The authors acknowledge Dr Rehan Dawood for his assistance in data collection. The senior author acknowledges Dr Anil Ranawat, whose spirited teaching provided the impetus for this study.

Footnotes

Final revision submitted July 15, 2020; accepted August 10, 2020.

The views expressed in this article reflect the results of research conducted by the authors and do not necessarily reflect the official policy or position of the Department of the Navy, Department of Defense, or the United States Government.

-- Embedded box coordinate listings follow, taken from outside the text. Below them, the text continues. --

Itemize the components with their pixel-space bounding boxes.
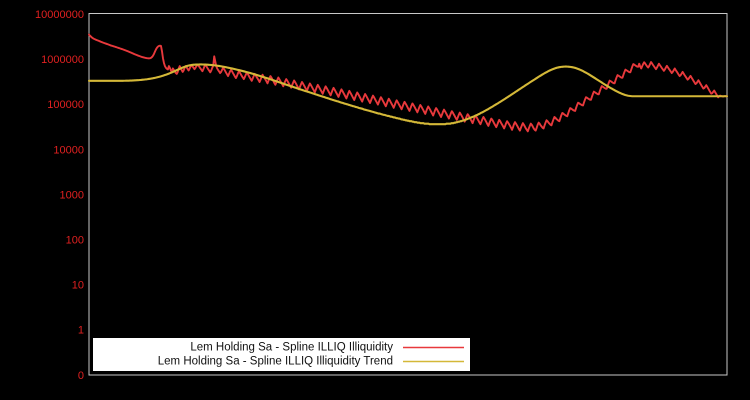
y-axis-tick-label: 10000000 <box>35 9 84 21</box>
plot-frame <box>88 13 728 376</box>
y-axis-tick-label: 1000 <box>60 189 84 201</box>
y-axis-tick-label: 0 <box>78 370 84 382</box>
legend-label: Lem Holding Sa - Spline ILLIQ Illiquidit… <box>190 342 393 354</box>
series-line-illiquidity <box>88 33 728 133</box>
chart-legend[interactable]: Lem Holding Sa - Spline ILLIQ Illiquidit… <box>93 338 470 371</box>
y-axis-tick-label: 1 <box>78 325 84 337</box>
legend-label: Lem Holding Sa - Spline ILLIQ Illiquidit… <box>158 356 393 368</box>
legend-background <box>93 338 470 371</box>
data-series-group <box>87 33 729 133</box>
y-axis-tick-label: 100000 <box>47 99 84 111</box>
series-line-illiquidity-trend <box>87 63 729 126</box>
y-axis-tick-label: 100 <box>66 235 84 247</box>
y-axis-tick-label: 10 <box>72 280 84 292</box>
y-axis-tick-label: 1000000 <box>41 54 84 66</box>
y-axis-tick-label: 10000 <box>53 144 84 156</box>
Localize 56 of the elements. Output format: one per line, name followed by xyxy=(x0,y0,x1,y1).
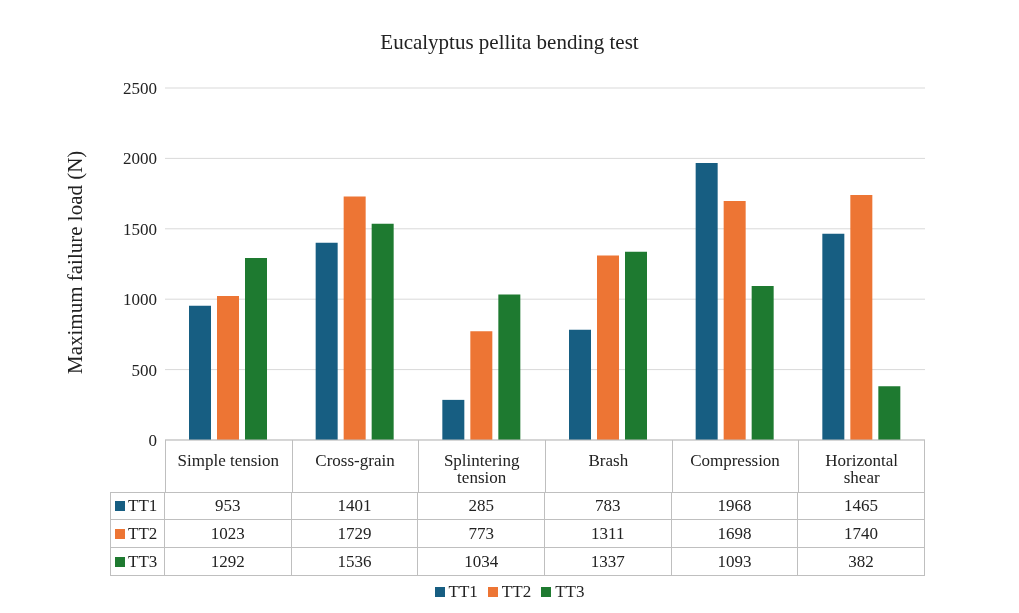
bar xyxy=(625,251,647,440)
bar xyxy=(695,162,718,440)
x-tick-label: Horizontal shear xyxy=(825,451,899,488)
bar xyxy=(850,195,873,440)
bar xyxy=(442,399,465,440)
x-tick-label: Brash xyxy=(588,451,629,471)
data-label: 1093 xyxy=(671,548,799,576)
bar xyxy=(597,255,619,440)
text: TT3 xyxy=(555,582,585,601)
data-label: 285 xyxy=(418,492,545,520)
legend-label: TT1 xyxy=(110,492,165,520)
data-label: 1740 xyxy=(798,520,925,548)
data-label: 1968 xyxy=(671,492,799,520)
data-label: 1337 xyxy=(544,548,672,576)
y-tick-label: 0 xyxy=(148,431,157,451)
x-tick-label: Splintering tension xyxy=(443,451,520,488)
bar xyxy=(498,294,521,440)
y-tick-label: 2500 xyxy=(123,79,157,99)
bar xyxy=(189,305,211,440)
data-label: 1292 xyxy=(165,548,292,576)
chart-title: Eucalyptus pellita bending test xyxy=(379,30,640,55)
y-tick-label: 500 xyxy=(131,360,157,380)
legend-label: TT2 xyxy=(110,520,165,548)
data-label: 1311 xyxy=(544,520,672,548)
y-tick-label: 1500 xyxy=(123,219,157,239)
text: TT1 xyxy=(448,582,478,601)
x-tick-label: Cross-grain xyxy=(315,451,396,471)
bar xyxy=(569,329,591,440)
data-label: 783 xyxy=(544,492,672,520)
data-label: 1729 xyxy=(291,520,419,548)
bar xyxy=(470,331,493,440)
bar xyxy=(822,233,845,440)
bar xyxy=(371,223,394,440)
data-label: 1536 xyxy=(291,548,419,576)
bar xyxy=(723,200,746,440)
y-tick-label: 1000 xyxy=(123,290,157,310)
bar xyxy=(217,295,239,440)
data-label: 1023 xyxy=(165,520,292,548)
y-axis-title: Maximum failure load (N) xyxy=(63,150,88,374)
x-tick-label: Compression xyxy=(690,451,781,471)
data-label: 382 xyxy=(798,548,925,576)
y-tick-label: 2000 xyxy=(123,149,157,169)
data-label: 1698 xyxy=(671,520,799,548)
data-label: 953 xyxy=(165,492,292,520)
bar xyxy=(751,286,774,440)
data-label: 773 xyxy=(418,520,545,548)
data-label: 1401 xyxy=(291,492,419,520)
legend-label: TT3 xyxy=(110,548,165,576)
text: TT2 xyxy=(501,582,532,601)
bar xyxy=(878,386,901,440)
bar xyxy=(315,242,338,440)
x-tick-label: Simple tension xyxy=(177,451,280,471)
data-label: 1034 xyxy=(418,548,545,576)
bar xyxy=(343,196,366,440)
bar xyxy=(245,258,267,440)
data-label: 1465 xyxy=(798,492,925,520)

One or more of the authors has declared the following potential conflict of interest or source of funding: G.C.B. has received grant support from Arthrex, education payments from Arthrex/Supreme Orthopedic Systems and Smith & Nephew, and hospitality payments from Stryker. AOSSM checks author disclosures against the Open Payments Database (OPD). AOSSM has not conducted an independent investigation on the OPD and disclaims any liability or responsibility relating thereto. Research data from this article were derived from an approved Naval Medical Center Portsmouth, Portsmouth, Virginia IRB, protocol (No. NMCP.2019.0065).